Design Rationale

 


 

Learning Design Rationale - written by Jon Hamlin - submitted November 29, 2012 - Download .pdf

 

 

 

 


Teenopoly Presentation - Education 890

 

 


 

The guidelines for the rationale are (from Dr. Kevin O'Neill's Education 890 syllabus)

 

Guidelines

Your Learning Design submission will have two components:

  1. A short (10 page double-spaced, Times 12 point, 1 inch margins) "Design Rationale" paper explaining:
    • What problem of learning your design addresses
    • How you understand the problem, with reference to your experience and the literature
    • What technology you chose for your design, and why. What specific affordances does the technology have, and how do these fit the characteristics of the problem you identified?
  2.  Either an electronic resource (e.g. web site) or a storyboard.

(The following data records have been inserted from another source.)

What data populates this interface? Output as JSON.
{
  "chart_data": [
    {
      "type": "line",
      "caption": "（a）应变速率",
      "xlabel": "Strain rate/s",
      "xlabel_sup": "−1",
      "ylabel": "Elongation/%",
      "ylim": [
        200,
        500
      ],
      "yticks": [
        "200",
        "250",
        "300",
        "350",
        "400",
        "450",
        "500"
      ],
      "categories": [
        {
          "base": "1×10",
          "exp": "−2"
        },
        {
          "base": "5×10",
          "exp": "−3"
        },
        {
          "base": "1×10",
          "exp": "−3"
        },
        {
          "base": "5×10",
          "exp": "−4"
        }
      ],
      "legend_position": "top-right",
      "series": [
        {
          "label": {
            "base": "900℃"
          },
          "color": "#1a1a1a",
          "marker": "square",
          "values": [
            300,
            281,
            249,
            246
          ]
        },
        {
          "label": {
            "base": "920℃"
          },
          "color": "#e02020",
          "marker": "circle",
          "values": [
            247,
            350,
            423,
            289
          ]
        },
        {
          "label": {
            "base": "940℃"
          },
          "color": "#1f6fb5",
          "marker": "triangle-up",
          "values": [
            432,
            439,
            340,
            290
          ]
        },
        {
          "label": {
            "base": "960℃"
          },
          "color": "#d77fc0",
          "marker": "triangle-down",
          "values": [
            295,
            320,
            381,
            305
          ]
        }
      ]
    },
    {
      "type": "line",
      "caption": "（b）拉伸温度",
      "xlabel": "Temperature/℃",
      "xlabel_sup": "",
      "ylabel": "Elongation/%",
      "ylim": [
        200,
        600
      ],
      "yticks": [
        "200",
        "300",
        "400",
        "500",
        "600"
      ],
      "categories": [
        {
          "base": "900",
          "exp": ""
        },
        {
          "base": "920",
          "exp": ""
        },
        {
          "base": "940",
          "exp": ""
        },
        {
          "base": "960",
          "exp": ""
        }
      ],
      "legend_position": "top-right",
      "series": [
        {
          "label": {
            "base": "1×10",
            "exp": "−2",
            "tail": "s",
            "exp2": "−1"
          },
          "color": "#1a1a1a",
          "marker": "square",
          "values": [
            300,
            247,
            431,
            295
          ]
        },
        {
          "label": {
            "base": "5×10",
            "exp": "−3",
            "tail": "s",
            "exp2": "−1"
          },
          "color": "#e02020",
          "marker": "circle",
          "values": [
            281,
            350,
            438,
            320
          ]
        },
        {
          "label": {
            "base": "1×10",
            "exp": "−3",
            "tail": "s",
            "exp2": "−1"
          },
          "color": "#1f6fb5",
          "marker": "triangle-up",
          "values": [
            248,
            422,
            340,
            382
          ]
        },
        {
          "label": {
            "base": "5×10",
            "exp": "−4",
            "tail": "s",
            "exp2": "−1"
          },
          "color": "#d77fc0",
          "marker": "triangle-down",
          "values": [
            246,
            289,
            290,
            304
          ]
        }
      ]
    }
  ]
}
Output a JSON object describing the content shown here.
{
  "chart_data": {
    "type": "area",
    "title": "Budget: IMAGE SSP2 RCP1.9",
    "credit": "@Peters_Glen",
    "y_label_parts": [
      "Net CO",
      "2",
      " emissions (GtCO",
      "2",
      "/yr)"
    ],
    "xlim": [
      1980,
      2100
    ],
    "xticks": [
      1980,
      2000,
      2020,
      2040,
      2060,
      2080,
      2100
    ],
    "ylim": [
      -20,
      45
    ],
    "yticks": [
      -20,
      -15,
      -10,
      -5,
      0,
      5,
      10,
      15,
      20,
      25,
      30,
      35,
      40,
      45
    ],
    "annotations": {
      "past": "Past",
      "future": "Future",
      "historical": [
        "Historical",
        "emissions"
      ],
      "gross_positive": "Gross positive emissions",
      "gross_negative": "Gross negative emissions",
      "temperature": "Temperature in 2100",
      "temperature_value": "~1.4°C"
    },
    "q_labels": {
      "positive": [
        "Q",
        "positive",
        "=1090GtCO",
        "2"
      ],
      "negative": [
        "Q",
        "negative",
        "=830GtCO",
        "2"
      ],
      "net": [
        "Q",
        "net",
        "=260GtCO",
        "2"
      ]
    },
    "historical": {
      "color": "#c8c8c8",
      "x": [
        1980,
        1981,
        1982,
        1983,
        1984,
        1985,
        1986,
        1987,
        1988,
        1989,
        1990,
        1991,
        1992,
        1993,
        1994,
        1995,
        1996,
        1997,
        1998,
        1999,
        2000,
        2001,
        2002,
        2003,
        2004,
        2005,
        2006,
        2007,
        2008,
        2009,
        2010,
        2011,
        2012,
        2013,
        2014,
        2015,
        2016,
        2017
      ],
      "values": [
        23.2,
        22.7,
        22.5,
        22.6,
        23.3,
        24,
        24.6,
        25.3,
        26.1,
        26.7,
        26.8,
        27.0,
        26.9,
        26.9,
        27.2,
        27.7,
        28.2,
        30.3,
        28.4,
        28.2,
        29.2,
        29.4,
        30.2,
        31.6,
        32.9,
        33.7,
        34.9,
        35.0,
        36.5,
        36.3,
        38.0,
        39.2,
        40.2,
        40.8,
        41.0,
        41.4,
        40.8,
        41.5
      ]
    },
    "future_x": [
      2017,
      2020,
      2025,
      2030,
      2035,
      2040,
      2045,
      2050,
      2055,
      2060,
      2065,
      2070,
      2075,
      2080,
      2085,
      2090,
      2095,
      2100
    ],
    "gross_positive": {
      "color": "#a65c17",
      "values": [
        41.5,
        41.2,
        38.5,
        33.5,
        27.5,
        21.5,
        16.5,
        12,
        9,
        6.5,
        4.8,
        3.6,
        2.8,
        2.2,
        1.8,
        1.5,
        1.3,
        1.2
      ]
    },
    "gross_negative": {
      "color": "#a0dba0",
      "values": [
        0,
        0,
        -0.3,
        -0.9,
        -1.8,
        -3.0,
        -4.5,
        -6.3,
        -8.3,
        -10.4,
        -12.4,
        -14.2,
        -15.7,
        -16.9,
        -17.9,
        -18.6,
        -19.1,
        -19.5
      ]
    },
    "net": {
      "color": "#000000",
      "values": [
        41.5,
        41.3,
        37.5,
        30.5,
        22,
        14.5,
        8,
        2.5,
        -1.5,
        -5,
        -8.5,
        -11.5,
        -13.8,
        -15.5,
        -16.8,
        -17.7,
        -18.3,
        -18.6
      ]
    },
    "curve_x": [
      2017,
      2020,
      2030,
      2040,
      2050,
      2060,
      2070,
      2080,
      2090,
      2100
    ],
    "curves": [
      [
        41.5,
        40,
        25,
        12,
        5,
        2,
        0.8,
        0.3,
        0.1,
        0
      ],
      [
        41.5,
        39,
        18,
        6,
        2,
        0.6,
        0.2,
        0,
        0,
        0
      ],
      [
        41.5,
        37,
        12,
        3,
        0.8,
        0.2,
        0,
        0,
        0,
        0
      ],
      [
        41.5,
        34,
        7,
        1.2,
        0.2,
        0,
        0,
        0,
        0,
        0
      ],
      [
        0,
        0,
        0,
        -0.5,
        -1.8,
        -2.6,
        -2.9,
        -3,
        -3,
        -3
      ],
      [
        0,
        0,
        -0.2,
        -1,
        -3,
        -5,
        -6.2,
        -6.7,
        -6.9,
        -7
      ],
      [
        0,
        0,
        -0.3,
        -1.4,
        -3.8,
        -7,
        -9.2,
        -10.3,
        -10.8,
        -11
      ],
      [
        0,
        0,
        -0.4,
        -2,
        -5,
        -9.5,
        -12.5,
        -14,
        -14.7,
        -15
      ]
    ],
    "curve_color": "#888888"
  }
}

Your rationale paper should address the following questions:

Audience

Who is your learning design for?

Learning Goals

What is it that you want people to learn?

Problem

What do you know, from experience and from the literature, about why this is difficult to learn? (In other words, why bother building a technology-based learning design to teach this?)

Design

Document/

Specification

Document your learning design. What you put here will vary depending on the decisions you've made about the Learning Goal and Problem, so you will have to work closely with your instructor to get clarity on this part over the semester. The key thing to accomplish here is to be clear about how the design decisions you make are linked to your understanding of the Learning Goal and Problem. Above all we are looking for coherence.

Be sure to include:

  • Context of use: Where will your audience use it? Over how long a period of time?
  • Technical details: How do you expect this to be implemented technologically?
  • Activity structure:Will this be an individual or collaborative activity (or some combination)? If part is collaborative, why so and how will the collaboration work?

 

Assessment How will you know if you have achieved the results you wanted with your design? I am not interested in a research design to address this question (e.g. a design for an experimental trial), but some ideas for a practical assessment of learning that you would routinely do as an instructor using the design. In this section you should demonstrate that you can develop ideas about assessment that are coherent with the goals you have set our for your design.